Your genome is not a static instruction manual. It is a choreography.
For decades, the standard model treated the three-dimensional structure of DNA as something that was largely fixed, a scaffold that determined which genes were accessible and which were not. A paper published in Nature Genetics on February 16 overturns that assumption. Researchers at the Salk Institute for Biological Studies found that the genome is in constant motion, continuously folding and unfolding at active genes — and the speed of that motion is itself functionally important. Genes that are turned on tend to be surrounded by loops that form and dissolve quickly. Genes that are silenced sit inside loops that hold their shape for hours.
The finding, led by Tessa Popay, a postdoctoral researcher, and Jesse Dixon, who holds the Helen McLoraine Developmental Chair at Salk, has implications for both cancer and autism. When the machinery that controls genome folding goes wrong, cells can lose track of who they are supposed to be.
"The continuous folding and unfolding of our genome may be particularly important for helping a cell remember who it is supposed to be," Dixon said in a Salk press release.

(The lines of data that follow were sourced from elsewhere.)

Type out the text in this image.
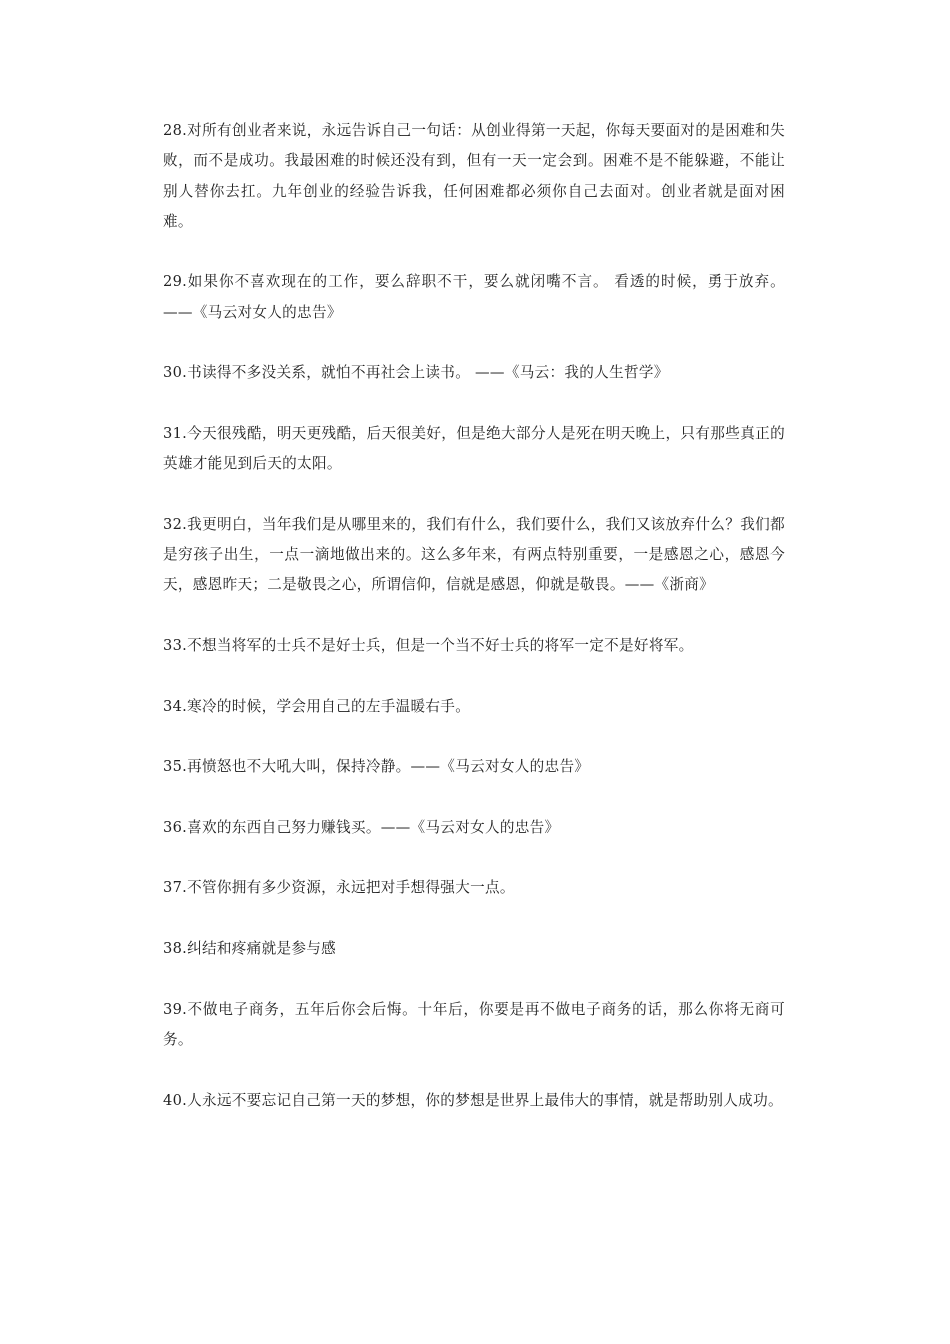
28.对所有创业者来说，永远告诉自己一句话：从创业得第一天起，你每天要面对的是困难和失败，而不是成功。我最困难的时候还没有到，但有一天一定会到。困难不是不能躲避，不能让别人替你去扛。九年创业的经验告诉我，任何困难都必须你自己去面对。创业者就是面对困难。

29.如果你不喜欢现在的工作，要么辞职不干，要么就闭嘴不言。 看透的时候，勇于放弃。——《马云对女人的忠告》

30.书读得不多没关系，就怕不再社会上读书。 ——《马云：我的人生哲学》

31.今天很残酷，明天更残酷，后天很美好，但是绝大部分人是死在明天晚上，只有那些真正的英雄才能见到后天的太阳。

32.我更明白，当年我们是从哪里来的，我们有什么，我们要什么，我们又该放弃什么？我们都是穷孩子出生，一点一滴地做出来的。这么多年来，有两点特别重要，一是感恩之心，感恩今天，感恩昨天；二是敬畏之心，所谓信仰，信就是感恩，仰就是敬畏。——《浙商》

33.不想当将军的士兵不是好士兵，但是一个当不好士兵的将军一定不是好将军。

34.寒冷的时候，学会用自己的左手温暖右手。

35.再愤怒也不大吼大叫，保持冷静。——《马云对女人的忠告》

36.喜欢的东西自己努力赚钱买。——《马云对女人的忠告》

37.不管你拥有多少资源，永远把对手想得强大一点。

38.纠结和疼痛就是参与感

39.不做电子商务，五年后你会后悔。十年后，你要是再不做电子商务的话，那么你将无商可务。

40.人永远不要忘记自己第一天的梦想，你的梦想是世界上最伟大的事情，就是帮助别人成功。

Loop formation is mediated by a protein complex called cohesin, which rides along DNA like a ring sliding down a cord, pinching the molecule into loops. Cohesin's movement requires an accessory protein called NIPBL. When the researchers depleted NIPBL in human cells, cohesin could no longer move efficiently. The genome did not fold uniformly. Some regions lost their loops within minutes. Others held on for many hours before unwinding.

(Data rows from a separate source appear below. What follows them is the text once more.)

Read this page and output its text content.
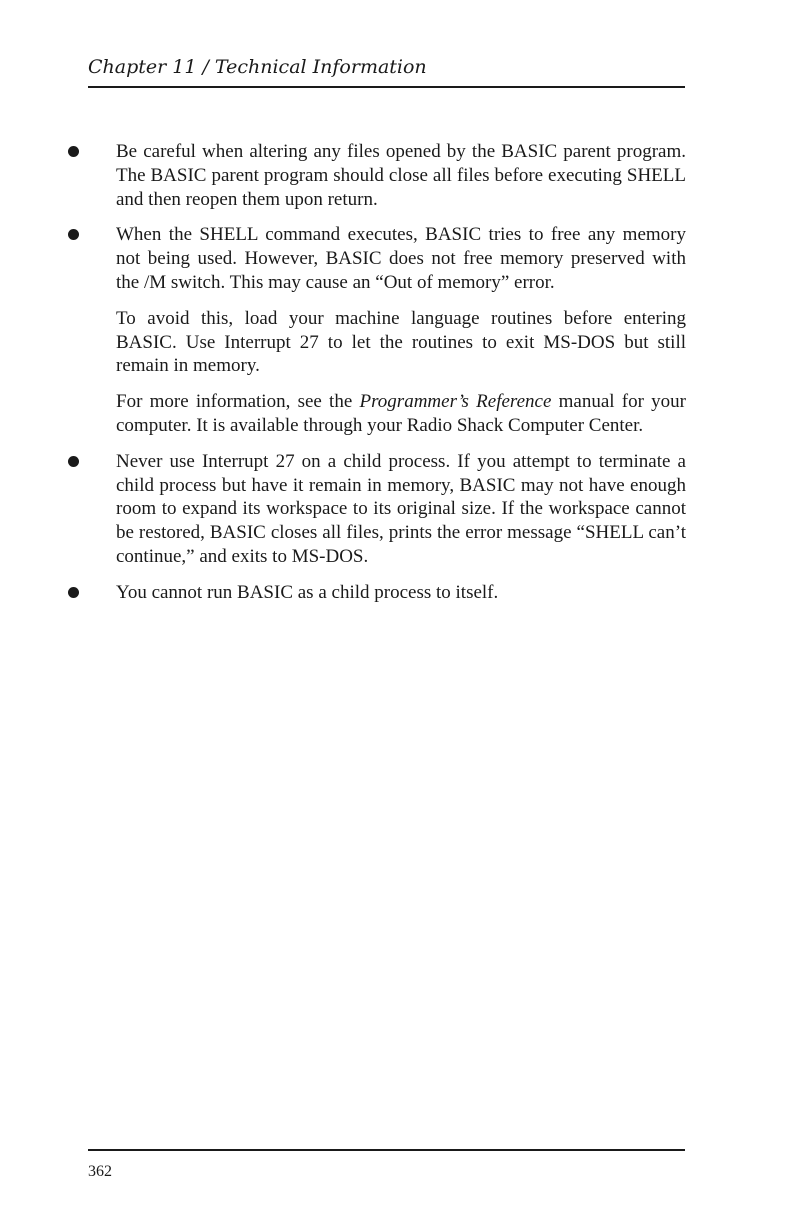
Chapter 11 / Technical Information

Be careful when altering any files opened by the BASIC parent program. The BASIC parent program should close all files before executing SHELL and then reopen them upon return.

When the SHELL command executes, BASIC tries to free any memory not being used. However, BASIC does not free memory preserved with the /M switch. This may cause an “Out of memory” error.

To avoid this, load your machine language routines before entering BASIC. Use Interrupt 27 to let the routines to exit MS-DOS but still remain in memory.

For more information, see the Programmer’s Reference manual for your computer. It is available through your Radio Shack Computer Center.

Never use Interrupt 27 on a child process. If you attempt to terminate a child process but have it remain in memory, BASIC may not have enough room to expand its workspace to its original size. If the workspace cannot be restored, BASIC closes all files, prints the error message “SHELL can’t continue,” and exits to MS-DOS.

You cannot run BASIC as a child process to itself.

362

The asymmetry was consequential. In cells depleted of NIPBL during the transition out of cell division, 549 genes changed their expression — 457 of them decreased. The researchers classified 16,860 chromatin loops as cohesin-dependent based on a complementary depletion of a cohesin subunit called RAD21. The loops that turned over most rapidly were associated with active gene expression. The stable loops, the ones that took hours to unravel, were associated with silent genome regions.
The pattern was tissue-specific. In heart cells, the dynamic folding was most pronounced at genes related to heart function. In neurons, it was most pronounced at genes related to neuronal function. This aligns with what happens when mutations disrupt the folding machinery: the result is not a single organ problem but a syndrome affecting different body parts in different ways. Cornelia de Lange syndrome, which involves malformations of the limbs, face, and digestive system, is linked to mutations in the cohesin-NIPBL system.
The cancer connection runs through the same principle of cellular identity. A healthy cell maintains the expression of genes that define its type. Cancer disrupts that maintenance, allowing cells to ignore their molecular identity and proliferate unchecked.
"Cancer is potentially exploiting that same principle, changing where in the genome these dynamics are more important to manipulate cell identity and encourage uncontrolled growth," Dixon said.
The discovery is a return to first principles for a field that had settled prematurely into a static model. Every human cell contains roughly two meters of DNA carrying about six billion base pairs. Packing that length into a nucleus requires extensive looping, and the loop architecture was known to vary between cell types. What was less appreciated was that the same loops do not persist indefinitely, even within a single cell type. The structure is dynamic at a timescale that is biologically meaningful, not just a consequence of thermal motion.
The finding also raises the question of whether genome folding dynamics are targetable. If cancer is exploiting a process that healthy cells use to maintain their identity, drugs that modulate loop dynamics could in principle reset cellular behavior. That is a long way from a therapeutic lead, but it is the kind of mechanistic question that pharma watches closely after a clean basic science result. The paper appeared in Nature Genetics on February 16. The research was supported by federal funding and private sources at Salk.